I have a new capture and move the Telegram bot token to the homepage to make it easier to find, I guess. Uh, so I've been watching this one for a bit until like recently they still in testing and development stage. And since this group isn't public yet or hasn't been discovered by anyone, does that mean I can call it a no day? And so what's next? Well, you'll have to stay tuned for a new article that will be coming soon. But before I move on, if this group abandoned their operation so quick and spun up a new one so quickly, this tells me it's not the first time they've done this. So then let me ask you this. Who

were they before Saiger? Now on to the key takeaways. So don't trust Virus or other platforms. I don't mean as a company they can be good. I meant don't rely 100% on the information they provide cuz they can never be 100% effective. And please strip out your email headers before uploading your email. Just do a simple find replace. Problem solved. Grabing the IC's and posting the IC's doesn't really help. Try to provide as much information you can, domains, IPs, and TTPs as it can give a much better context and can be a lot more helpful. And stop redacting cuz it's a bit of a pain. So going deeper and spending a little bit more time can help quite a bit and

anyone can do it. If your CTR can't be reproduced or actionable, that's not intelligence. It's marketing. Here's a QR code to our research post. But thank you for listening. Any questions?

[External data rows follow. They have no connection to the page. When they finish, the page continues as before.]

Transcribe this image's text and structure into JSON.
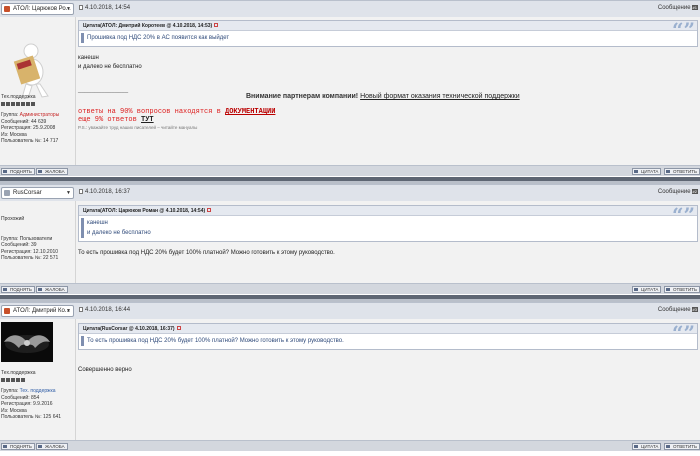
{
  "posts": [
    {
      "author": "ATOЛ: Царюков Ро...",
      "date": "4.10.2018, 14:54",
      "msg_label": "Сообщение",
      "msg_no": "#1",
      "rank": "Тех.поддержка",
      "group_label": "Группа:",
      "group": "Администраторы",
      "messages": "Сообщений: 44 639",
      "registered": "Регистрация: 25.9.2008",
      "from": "Из: Москва",
      "user_no": "Пользователь №: 14 717",
      "quote_head": "Цитата(ATOЛ: Дмитрий Коротеев @ 4.10.2018, 14:53)",
      "quote_text": "Прошивка под НДС 20% в АС появится как выйдет",
      "body": [
        "канешн",
        "и далеко не бесплатно"
      ],
      "sig_dash": "_______________",
      "sig_attention": "Внимание партнерам компании!",
      "sig_link": "Новый формат оказания технической поддержки",
      "sig_line1_a": "ответы на 90% вопросов находятся в",
      "sig_line1_b": "ДОКУМЕНТАЦИИ",
      "sig_line2_a": "еще 9% ответов",
      "sig_line2_b": "ТУТ",
      "sig_ps": "P.S.: уважайте труд наших писателей – читайте мануалы"
    },
    {
      "author": "RusCorsar",
      "date": "4.10.2018, 16:37",
      "msg_label": "Сообщение",
      "msg_no": "#2",
      "rank": "Прохожий",
      "group_label": "Группа:",
      "group": "Пользователи",
      "messages": "Сообщений: 39",
      "registered": "Регистрация: 12.10.2010",
      "user_no": "Пользователь №: 22 571",
      "quote_head": "Цитата(ATOЛ: Царюков Роман @ 4.10.2018, 14:54)",
      "quote_lines": [
        "канешн",
        "и далеко не бесплатно"
      ],
      "body": [
        "То есть прошивка под НДС 20% будет 100% платной? Можно готовить к этому руководство."
      ]
    },
    {
      "author": "ATOЛ: Дмитрий Ко...",
      "date": "4.10.2018, 16:44",
      "msg_label": "Сообщение",
      "msg_no": "#3",
      "rank": "Тех.поддержка",
      "group_label": "Группа:",
      "group": "Тех. поддержка",
      "messages": "Сообщений: 854",
      "registered": "Регистрация: 9.9.2016",
      "from": "Из: Москва",
      "user_no": "Пользователь №: 125 641",
      "quote_head": "Цитата(RusCorsar @ 4.10.2018, 16:37)",
      "quote_text": "То есть прошивка под НДС 20% будет 100% платной? Можно готовить к этому руководство.",
      "body": [
        "Совершенно верно"
      ]
    }
  ],
  "buttons": {
    "up": "ПОДНЯТЬ",
    "complain": "ЖАЛОБА",
    "quote": "ЦИТАТА",
    "reply": "ОТВЕТИТЬ"
  }
}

>> Thank you, Justin. So, do we have any questions for any anybody? There we go.

>> Uh, thanks Justin. Enjoyed the talk. Did you have a look at say using something like URL scan and fingerprinting up the infrastructure and kind of keeping your tabs on it over like long period of time? >> Pretty much. It was like a daily occurrence. I checked URL scan. I check both. Um, they're two of the better ones because the other ones you have to pay a bunch to get their same service, but they're good and they normally pop up quite quickly. So, it's good. Feet is good because it's easier to determine the IP addresses rather than cuz they all use Cloudflare. So, it's a bit harder. So, yeah.

>> Uh, great talk, Justin. I was just wondering if you knew who they were actually before Saiga. Did you find that out? >> Sorry, what was that? >> Like before Saiga, you said uh they couldn't. >> No, I haven't. >> Oh, wow. So, that's still something you're looking forward to. All right. Thank you. >> Excellent. Let's uh thank uh Justin again. Thank you.